For a brief stint earlier this year, the traffic pattern just north of the Interstate 89 Exit 12 interchange seemed to suddenly make sense.

That’s because, according to Vermont Agency of Transportation officials, the subcontractor they hired to stripe Route 2A between the interstate off-ramps and Taft Corners unintentionally changed the lane configuration.

“It was striped erroneously,” Vtrans engineer Josh Hulett said. “The contractor made a mistake.”

Hulett, the lead engineer on the Route 2 and Route 2A repaving project that started in May and is nearly complete, and the project’s public outreach coordinator Stephanie Barrett said they heard from commuters who drive that stretch of road daily that the incorrect configuration actually improved traffic flow.

In its intended state, the two northbound lanes of Route 2A just north of the interstate are striped and signed so that traffic turning left at Marshall Avenue shares the left lane with traffic going straight. Traffic turning right into Maple Tree Place is given its own lane. This causes left-lane backups that can stretch from the interstate to Marshall Avenue.

During construction, the right lane was striped so that traffic going straight could use the less-crowded right lane. This eased backups in the left lane and prevented people who are heading straight from jumping into the right lane to get around traffic before getting back into the left lane to continue straight.

The alternate striping lasted about three weeks, and it contradicted roadside signs.

“It is back to the original configuration,” Barrett said. “That’s the way it’s designed, and that’s the way it’s going to stay.”

Hulett and Barrett said they are unsure of the original thinking behind the configuration.

Meanwhile, the paving project has given way to a traffic light rebuilding project upgrading every intersection along Route 2A through Williston and continuing onto Route 15 through Essex Junction and into Essex Town.
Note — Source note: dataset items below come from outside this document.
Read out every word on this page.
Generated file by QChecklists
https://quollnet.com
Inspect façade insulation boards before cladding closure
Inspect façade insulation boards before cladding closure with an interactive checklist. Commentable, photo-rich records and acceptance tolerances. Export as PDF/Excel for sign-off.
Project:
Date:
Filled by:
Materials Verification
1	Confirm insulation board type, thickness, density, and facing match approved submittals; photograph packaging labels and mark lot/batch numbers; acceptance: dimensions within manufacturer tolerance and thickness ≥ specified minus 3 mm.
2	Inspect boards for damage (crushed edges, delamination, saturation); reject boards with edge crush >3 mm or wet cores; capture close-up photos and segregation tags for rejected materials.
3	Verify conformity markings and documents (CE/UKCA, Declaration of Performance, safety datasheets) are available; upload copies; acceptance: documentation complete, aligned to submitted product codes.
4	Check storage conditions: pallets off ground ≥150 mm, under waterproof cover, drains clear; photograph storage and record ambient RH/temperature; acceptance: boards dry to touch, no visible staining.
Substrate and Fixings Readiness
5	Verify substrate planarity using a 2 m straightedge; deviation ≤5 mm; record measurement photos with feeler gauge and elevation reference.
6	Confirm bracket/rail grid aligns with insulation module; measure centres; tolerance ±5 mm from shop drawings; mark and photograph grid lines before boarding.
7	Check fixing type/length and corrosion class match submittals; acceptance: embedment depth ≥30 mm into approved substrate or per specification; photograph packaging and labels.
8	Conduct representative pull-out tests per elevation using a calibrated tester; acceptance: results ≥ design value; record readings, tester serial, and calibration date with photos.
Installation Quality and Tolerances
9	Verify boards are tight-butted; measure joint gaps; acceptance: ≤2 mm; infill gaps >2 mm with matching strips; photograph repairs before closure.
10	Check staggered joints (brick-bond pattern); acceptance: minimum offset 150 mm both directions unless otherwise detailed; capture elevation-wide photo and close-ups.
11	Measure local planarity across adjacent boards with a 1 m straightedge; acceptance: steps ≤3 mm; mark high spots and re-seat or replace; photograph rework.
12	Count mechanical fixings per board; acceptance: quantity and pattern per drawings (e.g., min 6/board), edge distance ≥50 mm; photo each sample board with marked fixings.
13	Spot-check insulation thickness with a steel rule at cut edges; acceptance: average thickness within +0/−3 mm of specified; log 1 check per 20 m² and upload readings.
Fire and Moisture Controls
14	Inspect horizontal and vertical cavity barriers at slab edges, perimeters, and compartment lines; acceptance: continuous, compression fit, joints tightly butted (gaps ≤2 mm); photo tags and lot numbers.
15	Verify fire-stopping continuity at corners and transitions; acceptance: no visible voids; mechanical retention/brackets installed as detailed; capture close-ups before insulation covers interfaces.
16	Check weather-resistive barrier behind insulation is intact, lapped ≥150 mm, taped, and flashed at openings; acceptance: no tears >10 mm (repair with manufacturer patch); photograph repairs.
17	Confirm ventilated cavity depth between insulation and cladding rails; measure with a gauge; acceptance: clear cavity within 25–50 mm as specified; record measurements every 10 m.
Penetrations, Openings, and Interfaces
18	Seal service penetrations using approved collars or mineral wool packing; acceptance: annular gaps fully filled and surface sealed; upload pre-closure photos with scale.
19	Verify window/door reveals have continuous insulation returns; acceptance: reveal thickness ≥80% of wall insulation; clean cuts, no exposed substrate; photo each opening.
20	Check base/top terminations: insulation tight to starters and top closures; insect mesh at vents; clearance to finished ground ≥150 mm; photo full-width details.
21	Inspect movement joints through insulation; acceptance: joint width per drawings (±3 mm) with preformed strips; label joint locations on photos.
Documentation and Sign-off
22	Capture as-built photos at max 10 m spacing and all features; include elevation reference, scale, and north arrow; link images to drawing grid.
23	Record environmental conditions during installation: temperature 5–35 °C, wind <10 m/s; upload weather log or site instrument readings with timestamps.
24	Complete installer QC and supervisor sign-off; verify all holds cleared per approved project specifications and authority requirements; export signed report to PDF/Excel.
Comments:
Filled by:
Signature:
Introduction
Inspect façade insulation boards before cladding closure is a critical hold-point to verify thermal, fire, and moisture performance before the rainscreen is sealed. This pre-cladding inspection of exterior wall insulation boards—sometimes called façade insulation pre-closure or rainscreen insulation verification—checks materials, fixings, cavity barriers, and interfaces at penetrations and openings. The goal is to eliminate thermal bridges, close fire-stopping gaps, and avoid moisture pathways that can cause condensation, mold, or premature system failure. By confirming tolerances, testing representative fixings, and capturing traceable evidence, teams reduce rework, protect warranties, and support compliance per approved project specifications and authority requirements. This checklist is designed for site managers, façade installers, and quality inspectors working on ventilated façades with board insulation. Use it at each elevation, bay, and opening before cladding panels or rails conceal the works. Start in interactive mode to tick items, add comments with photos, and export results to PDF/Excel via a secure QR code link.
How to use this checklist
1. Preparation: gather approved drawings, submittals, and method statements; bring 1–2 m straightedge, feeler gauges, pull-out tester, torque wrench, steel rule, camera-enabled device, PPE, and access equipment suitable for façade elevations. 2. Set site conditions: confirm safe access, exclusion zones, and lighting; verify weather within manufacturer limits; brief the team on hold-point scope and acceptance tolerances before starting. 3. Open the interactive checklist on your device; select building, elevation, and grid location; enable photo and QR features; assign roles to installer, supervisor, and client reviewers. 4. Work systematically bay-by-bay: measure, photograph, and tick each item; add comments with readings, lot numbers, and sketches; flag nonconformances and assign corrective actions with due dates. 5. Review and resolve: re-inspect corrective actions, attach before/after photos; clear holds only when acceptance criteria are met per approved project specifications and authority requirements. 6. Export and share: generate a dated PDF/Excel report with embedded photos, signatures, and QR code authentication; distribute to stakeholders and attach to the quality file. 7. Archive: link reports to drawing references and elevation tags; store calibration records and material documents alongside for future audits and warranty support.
Three intersections along Route 2 in Williston are also involved.

Crews are tackling 14 intersections in the two towns, one at a time, in a project expected to last through January. Some of the lights need upgrades and some will be replaced, according to Vtrans Project Designer Kelsi Record.

This week, crews are working on the intersection of Talcott Road and Route 2. The project will also cover the lights at the Exit 12 interchange, Connor Way, Zephyr Road, Boxwood Street, Marshall Avenue, North and South Brownell roads, and Harvest Lane.

Record said there will be police presence at the intersections being worked on to help guide traffic.

The new lights will be able to “talk” to each other to better coordinate the timing of stops, she said. They will also be remotely monitored by managers at Vtrans headquarters in Montpelier.

According to Vtrans traffic signal engineer Derek Lyman, there are 15 other traffic lights in the state that can be monitored remotely, and the agency hopes to eventually get all lights connected to headquarters.

The new lights log traffic data every tenth of a second, he said, allowing Vtrans managers to “use analytics to see trends and improve the performance of the lights.”

The connectivity also allows Vtrans to better respond to malfunctions.

“If there is an issue, we can diagnose the issue and make sure we have the right parts before we send a crew out,” Lyman said.